Captain Mike Across America is not as strong as most of Michael Moore’s other documentaries. It’s also not quite as funny. But that’s probably because it’s a very different film than any of Michael’s previous works. In the same way as Dave Chappelle’s Block Party is very different from every other Michel Gondry (Eternal Sunshine, Be Kind Rewind) film. It doesn’t even feature the signature voice over commentary that we’ve become accustomed to. Instead sentences are superimposed on the black screen. It’s hard to describe because it isn’t really like any type of film you’ve seen before. I liken as Michael Moore’s version of a concert film.
With the democratic party and John Kerry doing everything they could to sabotage the election for themselves, Moore set off on a 60 city tour (mostly colleges), making stops in the 20 battleground states, to help raise voting awareness.
This story is intercut with news footage, and performances from special guest musicians and comedians. This is where the film often goes off track, trying to be something it clearly isn’t. It’s great to show the many special guests who appeared on the tour to support the cause, but to stop the story for a musical number is to sabotage plot and story for the sake of spectacle (and mostly b-rate spectacle at that). Special guests include Eddy Vedder, Steve Earl, REM, Joan Baez, Viggo Mortensen and Rosanne Barr. Some of them are entertaining, most are not. And I could have done without one sequence where Moore is dancing off stage.

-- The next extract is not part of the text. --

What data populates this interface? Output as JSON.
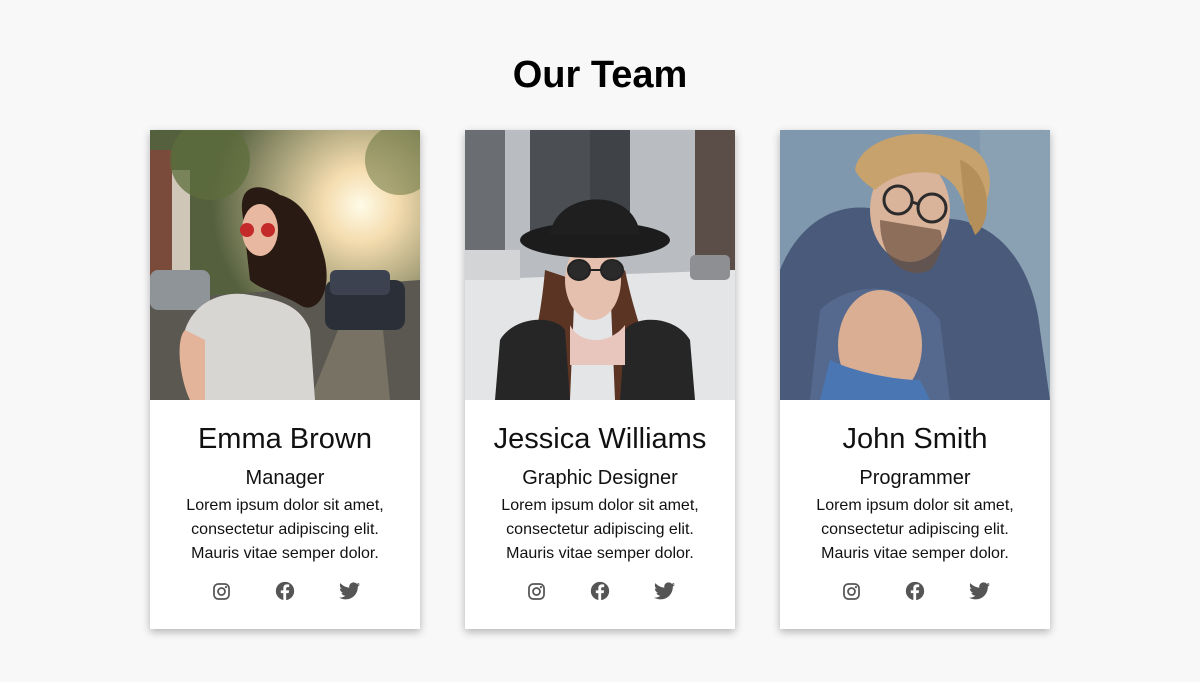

The republican party tried to charge Moore with bribery when the filmmaker decided to pass out packs of underwear and ramen noodles to the slackers who didn’t vote in the 2000 elections. The rivalry between the Republican party and Moore is the backbone of this film’s drama. Later on the tour, a republican offers a school $100,000 if they cancel Moore’s appearance. They don’t. Another speech is canceled when republication politicians made a fuss. In Utah, a group of republican students petitioned to impeach the student body president who organized the event. There were lawsuits, and much more.
Instead of the showmanship, I would have preferred to see more into the backstage adventures of Moore’s cross country trip. Moore sees more face time in Captain Mike than all of his previous films combined, but I feel we only get a glimpse or two at the guy I remember from Bowling For Columbine. For most of the film he is on stage, giving comically charged inspirational speeches to thousands of college students from across the US. That’s not necessarily a bad thing, I was just hoping for more of a personal story, and that is lacking in this journey.
Captain Mike Across America is a snapshot of the political climate in America around the time of the now infamous 2004 elections. At first I was worried that the preachy speeches would be irrelevant now that the election was lost, but that is not the case. Mike Across America is Moore’s love letter to the American political system and to the constitution. To the idealistic view that the truth will lead us to a better world. To the idea that people can and will change the world.
I also highly recommend that The Weinstein Co consider re-titling the film to something more marketable. I would suggest: Michael Moore’s Slacker Uprising Tour 2004.